The Serbian Orthodox Church stands up against a law passed last night in the Montenegrin parliament after a day of heated debates. She dreads paying the price by losing many of the hundreds of medieval churches and monasteries she owns across the country.

The text provides for the nationalization of land and property which the churches cannot prove that they belonged to them before December 1, 1918. It was on this date that Montenegro had lost its independence and had been integrated into the kingdom of the Serbs, Croats and Slovenes.

The Serbian Church in resistance

The bill was carried by the party of the president, Milo Djukanovic , the strong man of Montenegro since the beginning of the 1990s. This pro-European considers that the Serbian Orthodox Church, the most important in number of faithful in Montenegro, is hostile to the country's independence, and that it is generally too pro-Serb and pro-Russian.

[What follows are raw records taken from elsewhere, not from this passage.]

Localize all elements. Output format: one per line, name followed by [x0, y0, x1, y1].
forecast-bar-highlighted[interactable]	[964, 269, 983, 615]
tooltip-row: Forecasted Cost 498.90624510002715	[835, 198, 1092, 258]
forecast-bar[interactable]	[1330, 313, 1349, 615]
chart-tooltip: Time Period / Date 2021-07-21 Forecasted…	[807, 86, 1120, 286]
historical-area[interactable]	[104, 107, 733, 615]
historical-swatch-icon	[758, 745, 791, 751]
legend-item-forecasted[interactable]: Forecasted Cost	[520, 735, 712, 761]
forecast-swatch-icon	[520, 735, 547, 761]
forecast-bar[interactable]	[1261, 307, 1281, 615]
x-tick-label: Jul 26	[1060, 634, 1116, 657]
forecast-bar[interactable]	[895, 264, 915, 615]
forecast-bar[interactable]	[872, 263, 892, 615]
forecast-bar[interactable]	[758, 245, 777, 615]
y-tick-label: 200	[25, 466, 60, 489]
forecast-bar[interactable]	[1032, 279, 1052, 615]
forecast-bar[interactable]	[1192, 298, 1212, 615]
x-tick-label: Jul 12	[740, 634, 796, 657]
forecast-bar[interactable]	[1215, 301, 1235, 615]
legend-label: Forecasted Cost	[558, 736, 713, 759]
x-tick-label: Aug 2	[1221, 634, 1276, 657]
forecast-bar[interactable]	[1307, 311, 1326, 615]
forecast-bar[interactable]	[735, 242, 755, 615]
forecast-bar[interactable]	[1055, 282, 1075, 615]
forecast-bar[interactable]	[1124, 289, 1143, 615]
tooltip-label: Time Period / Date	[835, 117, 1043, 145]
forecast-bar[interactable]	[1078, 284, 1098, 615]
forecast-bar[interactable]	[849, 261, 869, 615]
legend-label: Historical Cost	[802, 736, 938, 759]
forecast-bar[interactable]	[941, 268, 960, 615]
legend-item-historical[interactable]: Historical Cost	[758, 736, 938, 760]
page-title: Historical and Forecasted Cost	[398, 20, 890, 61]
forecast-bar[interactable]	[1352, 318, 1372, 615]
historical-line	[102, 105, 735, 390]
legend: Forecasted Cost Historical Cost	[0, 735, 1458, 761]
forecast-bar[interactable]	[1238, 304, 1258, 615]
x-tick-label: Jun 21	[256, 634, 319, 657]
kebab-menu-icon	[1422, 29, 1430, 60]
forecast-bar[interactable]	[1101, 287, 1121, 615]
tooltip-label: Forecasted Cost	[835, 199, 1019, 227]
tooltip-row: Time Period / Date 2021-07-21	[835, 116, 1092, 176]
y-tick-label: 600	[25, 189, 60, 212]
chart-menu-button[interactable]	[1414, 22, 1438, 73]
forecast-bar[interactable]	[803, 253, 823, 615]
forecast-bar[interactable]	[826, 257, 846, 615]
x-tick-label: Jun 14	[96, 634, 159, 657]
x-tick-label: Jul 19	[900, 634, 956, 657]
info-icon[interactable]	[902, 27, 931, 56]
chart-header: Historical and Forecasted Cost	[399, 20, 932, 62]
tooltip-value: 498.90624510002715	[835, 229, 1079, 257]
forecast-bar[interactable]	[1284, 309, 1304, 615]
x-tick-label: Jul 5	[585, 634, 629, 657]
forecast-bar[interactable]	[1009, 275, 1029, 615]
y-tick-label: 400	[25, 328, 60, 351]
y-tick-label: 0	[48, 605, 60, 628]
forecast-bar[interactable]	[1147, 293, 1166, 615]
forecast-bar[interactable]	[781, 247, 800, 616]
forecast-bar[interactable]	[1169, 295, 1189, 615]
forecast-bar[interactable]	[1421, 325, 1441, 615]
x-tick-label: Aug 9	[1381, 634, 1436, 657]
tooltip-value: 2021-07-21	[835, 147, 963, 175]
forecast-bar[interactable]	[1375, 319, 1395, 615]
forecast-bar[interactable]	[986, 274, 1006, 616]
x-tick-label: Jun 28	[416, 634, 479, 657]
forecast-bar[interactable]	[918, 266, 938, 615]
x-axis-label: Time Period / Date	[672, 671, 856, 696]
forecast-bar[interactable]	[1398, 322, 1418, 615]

Milo Djukanovic also displays strong support for the autocephalous Orthodox Church of Montenegro, which is not recognized by any of the canonical Orthodox churches.

Last night, members of the Democratic Front who support the Serbian Church, caused incidents in Parliament after the rejection of their amendments, by throwing a firecracker, plastic bottles and attacking furniture. Three leaders of the Democratic Front were then arrested. They are suspected of having " assaulted an official in the exercise of his functions ".

As for the Serbian Church, it called its faithful to create resistance committees.